L'Invention de Morel
Quatrième de couverture
Dans une pénétrante introduction à ce roman, Jorge Luis Borges, un des plus grands écrivains et un des critiques les plus fins d'aujourd'hui, a souligné l'exceptionnel intérêt d'un ouvrage d'imagination pure, qui rompt délibérément avec une tradition que le roman psychologique paraissait avoir établie d'une manière inébranlable. Pour nous, cet intérêt se double d'un autre : nous avons le sentiment, en lisant Bioy Casares, d'avoir affaire à un écrivain sud-américain de très haute classe internationale. On a parlé, à propos de ce livre, de racines communes avec Edgar Poe, Robert-Louis Stevenson, Chesterton et même Jules Verne. Les fidèles de la collection « Pavillons », qui ont particulièrement goûté le Désert des Tartares, pourront penser aussi à Dino Buzzati et, au delà de lui, à Kafka. Peu importe. L'essentiel est l'originalité propre à l'auteur. Et elle est incontestable. Cette invention de Morel, quelle est-elle ? Laissons au lecteur le plaisir de la découverte.
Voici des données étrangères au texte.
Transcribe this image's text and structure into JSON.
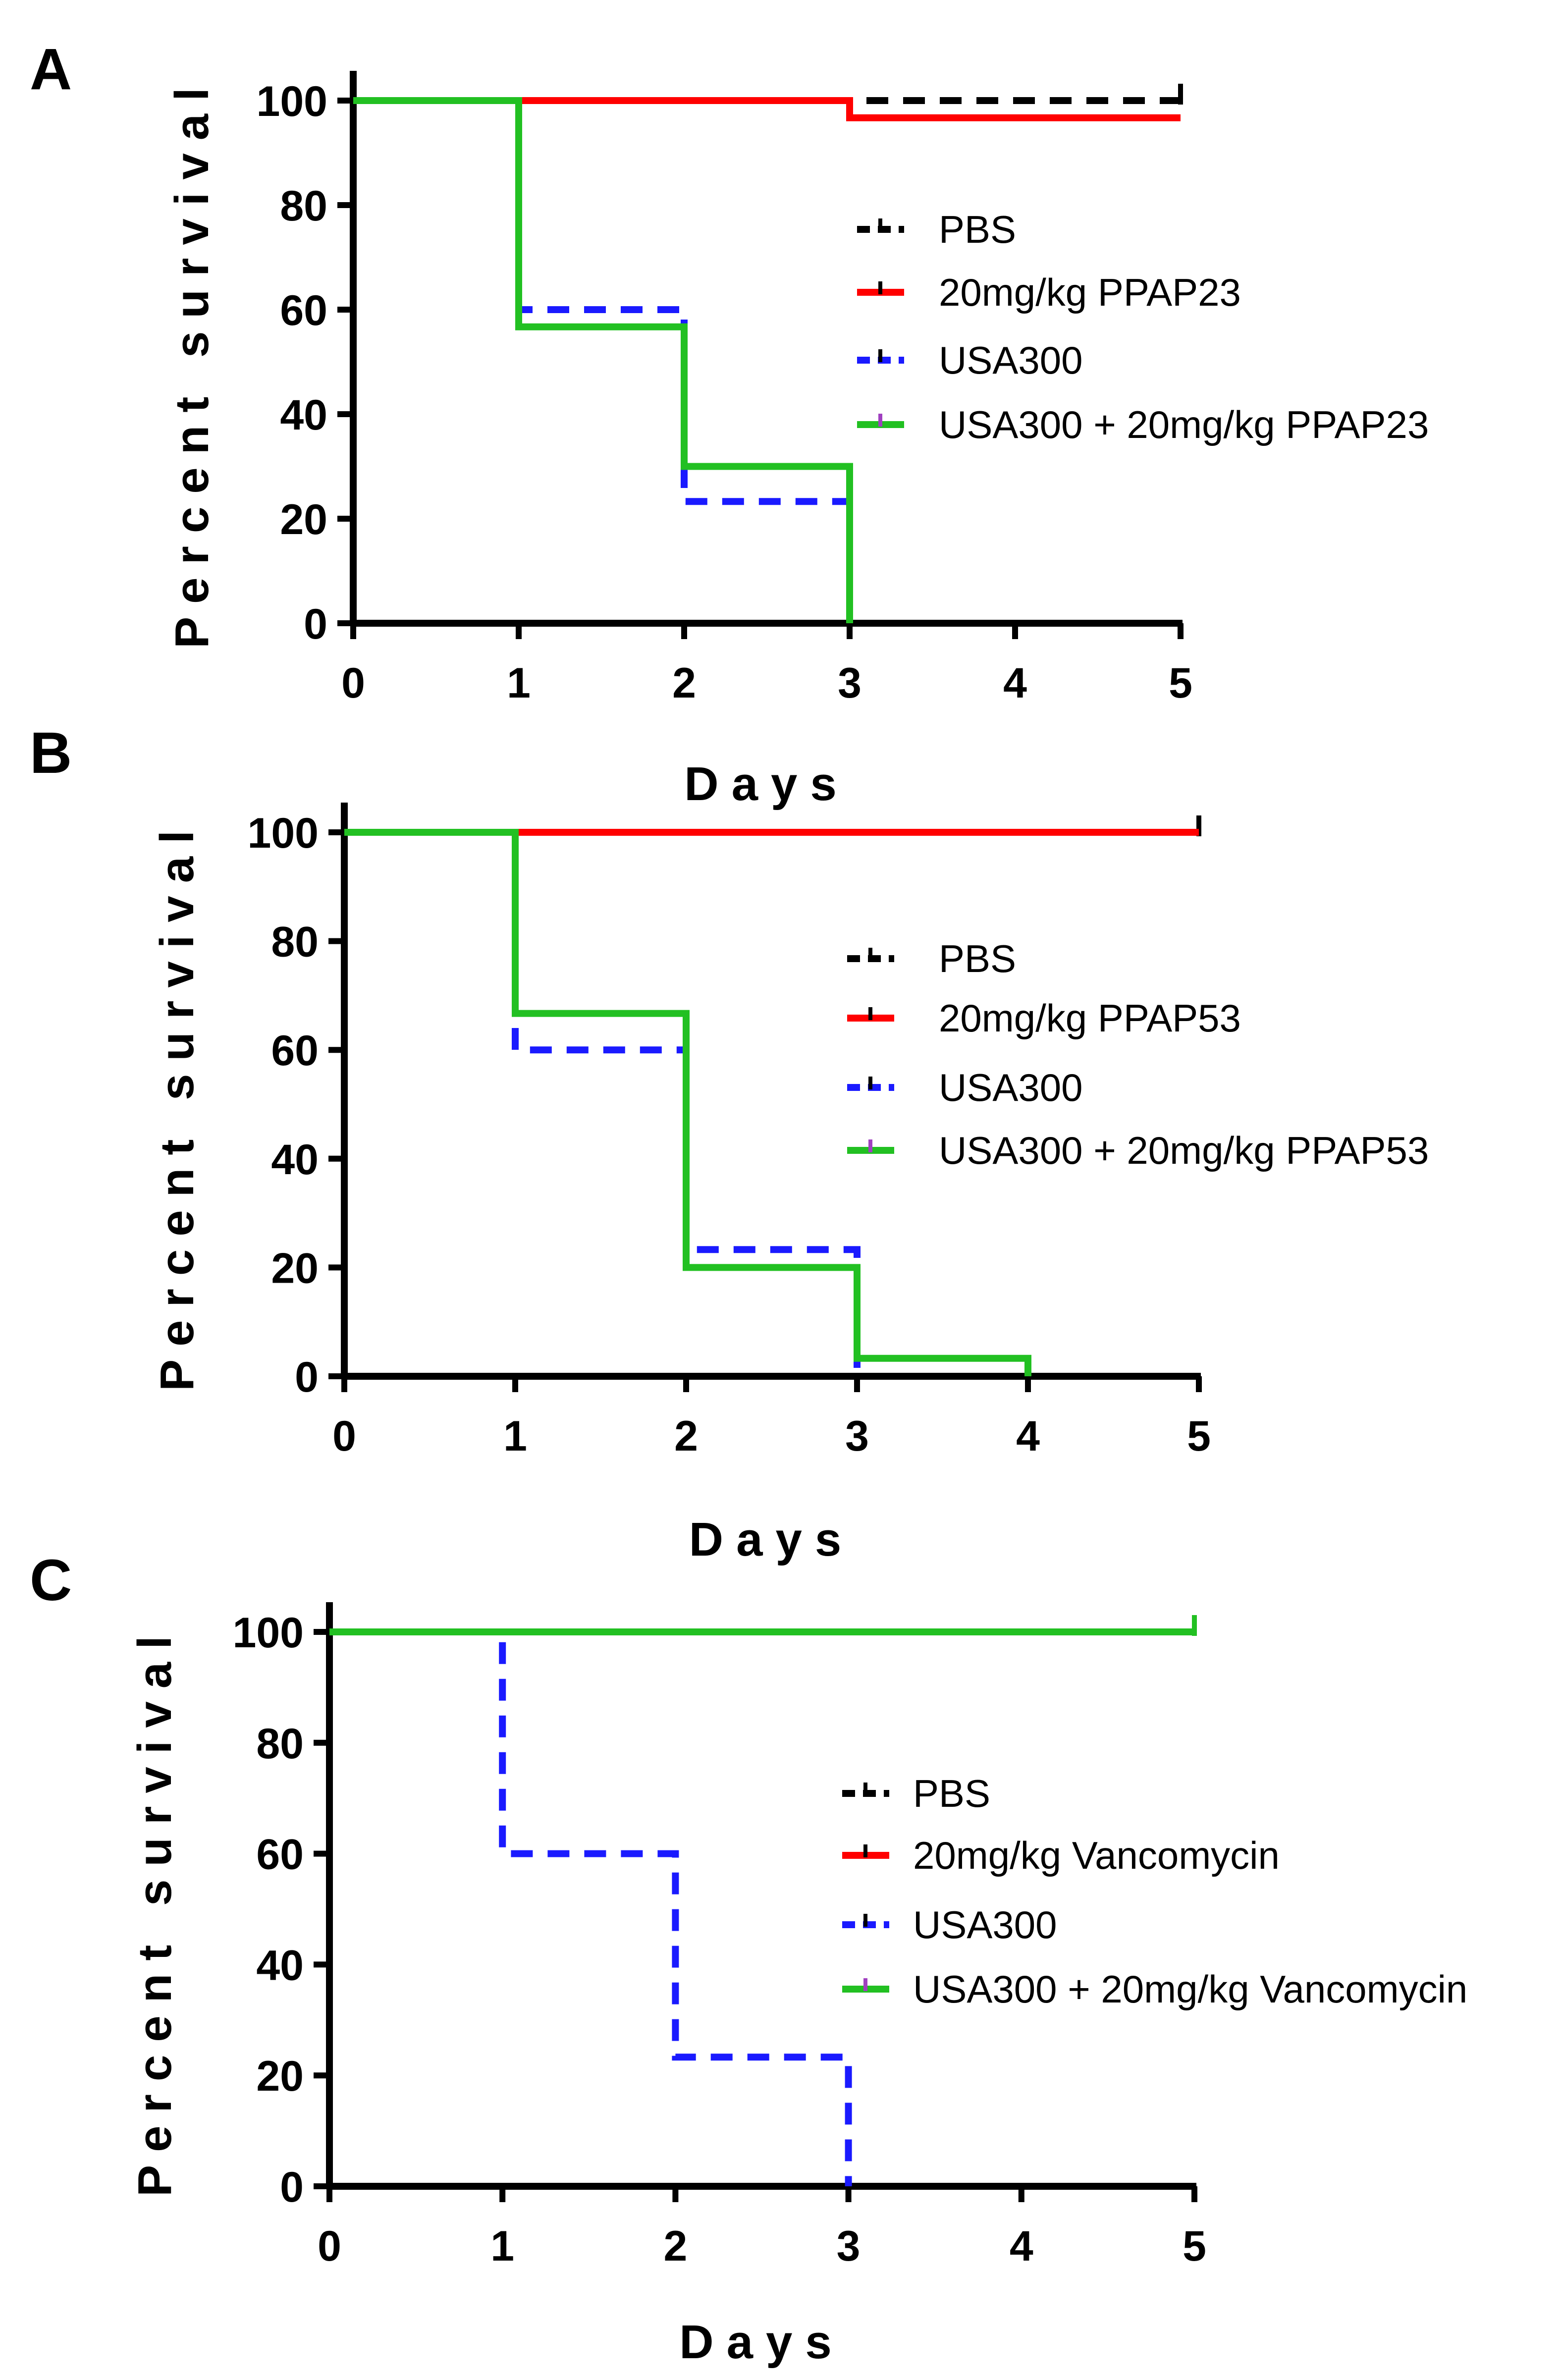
{
  "chart_data": [
    {
      "type": "line",
      "panel_label": "A",
      "title": "",
      "xlabel": "Days",
      "ylabel": "Percent survival",
      "xlim": [
        0,
        5
      ],
      "ylim": [
        0,
        100
      ],
      "x_ticks": [
        "0",
        "1",
        "2",
        "3",
        "4",
        "5"
      ],
      "y_ticks": [
        "0",
        "20",
        "40",
        "60",
        "80",
        "100"
      ],
      "legend_position": "right",
      "series": [
        {
          "name": "PBS",
          "color": "#000000",
          "style": "dashed",
          "steps": [
            [
              0,
              100
            ],
            [
              5,
              100
            ]
          ],
          "censor": [
            5
          ]
        },
        {
          "name": "20mg/kg PPAP23",
          "color": "#ff0000",
          "style": "solid",
          "steps": [
            [
              0,
              100
            ],
            [
              3,
              96.7
            ],
            [
              5,
              96.7
            ]
          ],
          "censor": []
        },
        {
          "name": "USA300",
          "color": "#1a1aff",
          "style": "dashed",
          "steps": [
            [
              0,
              100
            ],
            [
              1,
              60
            ],
            [
              2,
              23.3
            ],
            [
              3,
              0
            ]
          ],
          "censor": []
        },
        {
          "name": "USA300 + 20mg/kg PPAP23",
          "color": "#22c022",
          "style": "solid",
          "steps": [
            [
              0,
              100
            ],
            [
              1,
              56.7
            ],
            [
              2,
              30
            ],
            [
              3,
              0
            ]
          ],
          "censor": []
        }
      ]
    },
    {
      "type": "line",
      "panel_label": "B",
      "title": "",
      "xlabel": "Days",
      "ylabel": "Percent survival",
      "xlim": [
        0,
        5
      ],
      "ylim": [
        0,
        100
      ],
      "x_ticks": [
        "0",
        "1",
        "2",
        "3",
        "4",
        "5"
      ],
      "y_ticks": [
        "0",
        "20",
        "40",
        "60",
        "80",
        "100"
      ],
      "legend_position": "right",
      "series": [
        {
          "name": "PBS",
          "color": "#000000",
          "style": "dashed",
          "steps": [
            [
              0,
              100
            ],
            [
              5,
              100
            ]
          ],
          "censor": [
            5
          ]
        },
        {
          "name": "20mg/kg PPAP53",
          "color": "#ff0000",
          "style": "solid",
          "steps": [
            [
              0,
              100
            ],
            [
              5,
              100
            ]
          ],
          "censor": []
        },
        {
          "name": "USA300",
          "color": "#1a1aff",
          "style": "dashed",
          "steps": [
            [
              0,
              100
            ],
            [
              1,
              60
            ],
            [
              2,
              23.3
            ],
            [
              3,
              0
            ]
          ],
          "censor": []
        },
        {
          "name": "USA300 + 20mg/kg PPAP53",
          "color": "#22c022",
          "style": "solid",
          "steps": [
            [
              0,
              100
            ],
            [
              1,
              66.7
            ],
            [
              2,
              20
            ],
            [
              3,
              3.3
            ],
            [
              4,
              0
            ]
          ],
          "censor": []
        }
      ]
    },
    {
      "type": "line",
      "panel_label": "C",
      "title": "",
      "xlabel": "Days",
      "ylabel": "Percent survival",
      "xlim": [
        0,
        5
      ],
      "ylim": [
        0,
        100
      ],
      "x_ticks": [
        "0",
        "1",
        "2",
        "3",
        "4",
        "5"
      ],
      "y_ticks": [
        "0",
        "20",
        "40",
        "60",
        "80",
        "100"
      ],
      "legend_position": "right",
      "series": [
        {
          "name": "PBS",
          "color": "#000000",
          "style": "dashed",
          "steps": [
            [
              0,
              100
            ],
            [
              5,
              100
            ]
          ],
          "censor": [
            5
          ]
        },
        {
          "name": "20mg/kg Vancomycin",
          "color": "#ff0000",
          "style": "solid",
          "steps": [
            [
              0,
              100
            ],
            [
              5,
              100
            ]
          ],
          "censor": []
        },
        {
          "name": "USA300",
          "color": "#1a1aff",
          "style": "dashed",
          "steps": [
            [
              0,
              100
            ],
            [
              1,
              60
            ],
            [
              2,
              23.3
            ],
            [
              3,
              0
            ]
          ],
          "censor": []
        },
        {
          "name": "USA300 + 20mg/kg Vancomycin",
          "color": "#22c022",
          "style": "solid",
          "steps": [
            [
              0,
              100
            ],
            [
              5,
              100
            ]
          ],
          "censor": [
            5
          ]
        }
      ]
    }
  ]
}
Comme dans tous les récits de ce genre, ce qui compte, ici, c'est la puissance d'hallucination, le pouvoir d'obsession qui permet à l'auteur de s'assimiler le mythe qu'il a créé, au point d'y croire comme à une réalité véritable et, du même coup, d'en persuader son lecteur. Celui-ci, s'il veut être plus attentif, ne manquera pas de distinguer, tissé dans le récit fantastique, un autre thème d'une portée humaine et psychologique plus élevée : celui de l'idéalisation de la femme aimée. Peut-être n'aimons-nous jamais qu'une créature de notre esprit, et toute femme passionnément désirée n'a-t-elle pas plus de réalité concrète que Faustine.